Signal has become the biggest bastion for users seeking the most privacy possible on their phones. However, Forbes magazine got access to court documents indicating that the FBI has a way to access Signal texts, even if they are behind an iPhone’s lock screen.
It’s not just the fact that the app actually is fallible, but that police and governments de facto want full access to people’s privacy.
Forbes reports that the clues came via Seamus Hughes at George Washington University’s Program on Extremism through court documents containing screenshots of Signal messages between men accused, in 2020, of running an arms trafficking operation in New York. In the Signal chats obtained from one of their phones they discuss not only the arms trade, but also attempted murder, according to documents filed by the Justice Department.
There is also some metadata in the screenshots, indicating not only that Signal was decrypted on the phone, but that the extraction was done in “partial AFU,” Forbes explains. The latter acronym stands for “after first unlock” and describes an iPhone in a certain state: an iPhone that is locked, but has been unlocked once and is not turned off.
An iPhone in this state, Thomas Brewster explains, is more susceptible to data being extracted because encryption keys are stored in memory. Any hacker or device hacker with the right iPhone vulnerabilities could piece together the keys and unlock private data inside the device.
For law enforcement to access private Signal messages from an iPhone, there are a few other conditions besides a device being in AFU mode. The iPhone in question appears to be an iPhone 11 (either Pro or Max) or a second-generation iPhone SE, Forbes notes. “It’s also unclear which software version was on the device. Newer iOS models may have better security.”
“If someone is in physical possession of a device and can exploit an unpatched Apple or Google OS vulnerability to partially or completely bypass the lock screen on Android or iOS, then they can interact with the device as if they owned it,” a Signal spokesperson told Forbes, and recommended keeping devices up to date and with strong passwords to preserve users’ security and privacy.
The story also reported on the existence of GrayKey, a tool created by Atlanta-based Grayshift, which has been an increasingly popular choice for the FBI, the magazine reports.
In addition, Forbes obtained a leaked recording of Grayshift CEO David Miles, where he claimed that his company’s technology could obtain “almost everything” on an iPhone in AFU mode.

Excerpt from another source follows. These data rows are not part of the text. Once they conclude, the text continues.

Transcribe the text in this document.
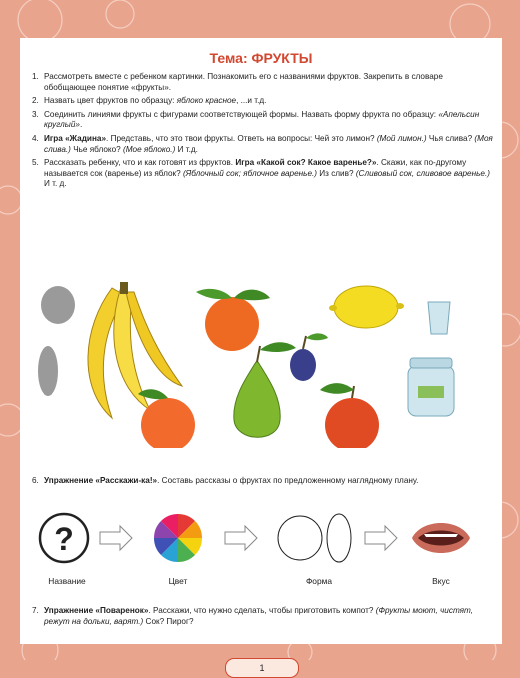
Тема: ФРУКТЫ
1. Рассмотреть вместе с ребенком картинки. Познакомить его с названиями фруктов. Закрепить в словаре обобщающее понятие «фрукты».
2. Назвать цвет фруктов по образцу: яблоко красное, ...и т.д.
3. Соединить линиями фрукты с фигурами соответствующей формы. Назвать форму фрукта по образцу: «Апельсин круглый».
4. Игра «Жадина». Представь, что это твои фрукты. Ответь на вопросы: Чей это лимон? (Мой лимон.) Чья слива? (Моя слива.) Чье яблоко? (Мое яблоко.) И т.д.
5. Рассказать ребенку, что и как готовят из фруктов. Игра «Какой сок? Какое варенье?». Скажи, как по-другому называется сок (варенье) из яблок? (Яблочный сок; яблочное варенье.) Из слив? (Сливовый сок, сливовое варенье.) И т. д.
6. Упражнение «Расскажи-ка!». Составь рассказы о фруктах по предложенному наглядному плану.
?
Название	Цвет	Форма	Вкус
7. Упражнение «Поваренок». Расскажи, что нужно сделать, чтобы приготовить компот? (Фрукты моют, чистят, режут на дольки, варят.) Сок? Пирог?
1
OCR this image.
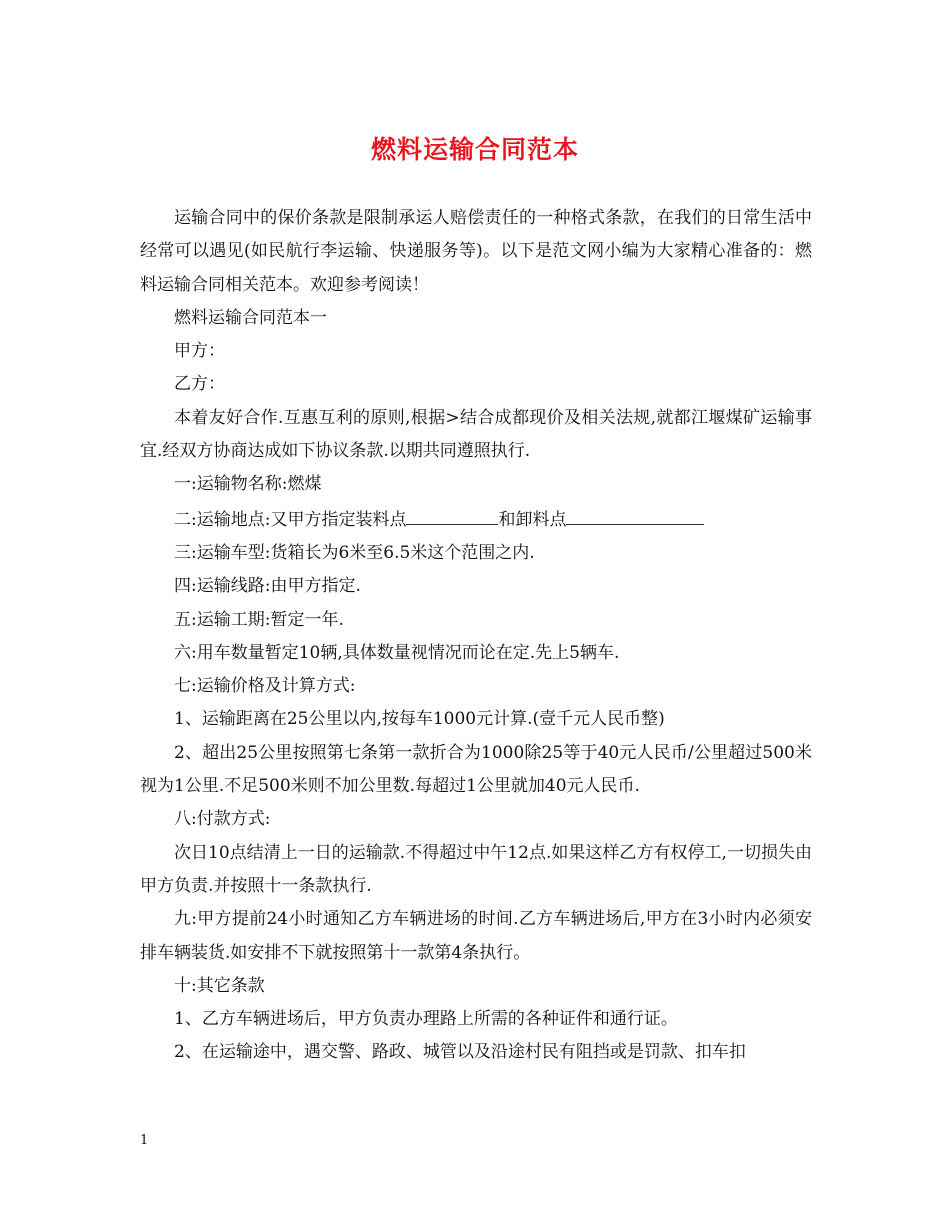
燃料运输合同范本

运输合同中的保价条款是限制承运人赔偿责任的一种格式条款，在我们的日常生活中经常可以遇见(如民航行李运输、快递服务等)。以下是范文网小编为大家精心准备的：燃料运输合同相关范本。欢迎参考阅读！

燃料运输合同范本一

甲方：

乙方：

本着友好合作.互惠互利的原则,根据>结合成都现价及相关法规,就都江堰煤矿运输事宜.经双方协商达成如下协议条款.以期共同遵照执行.

一:运输物名称:燃煤

二:运输地点:又甲方指定装料点	和卸料点

三:运输车型:货箱长为6米至6.5米这个范围之内.

四:运输线路:由甲方指定.

五:运输工期:暂定一年.

六:用车数量暂定10辆,具体数量视情况而论在定.先上5辆车.

七:运输价格及计算方式:

1、运输距离在25公里以内,按每车1000元计算.(壹千元人民币整)

2、超出25公里按照第七条第一款折合为1000除25等于40元人民币/公里超过500米视为1公里.不足500米则不加公里数.每超过1公里就加40元人民币.

八:付款方式:

次日10点结清上一日的运输款.不得超过中午12点.如果这样乙方有权停工,一切损失由甲方负责.并按照十一条款执行.

九:甲方提前24小时通知乙方车辆进场的时间.乙方车辆进场后,甲方在3小时内必须安排车辆装货.如安排不下就按照第十一款第4条执行。

十:其它条款

1、乙方车辆进场后，甲方负责办理路上所需的各种证件和通行证。

2、在运输途中，遇交警、路政、城管以及沿途村民有阻挡或是罚款、扣车扣

1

In December, Sky News reported on Signal’s fallibility, as Cellebrite, an Israel-based but Japanese-owned security firm, helped the FBI gain access to the iPhone of one of the San Bernardino shooters.
The company claims, Sky comments, that it can decrypt Signal messages as they are stored on Android devices, recovering the key used to encrypt them while they are at rest. Although it is important to stress that [Cellebrite] did not confirm that intercepted messages between two Signal users can be decrypted.
A Cellebrite spokesperson noted that they work “tirelessly to empower public and private sector investigators to find new ways to speed justice, protect communities and save lives.”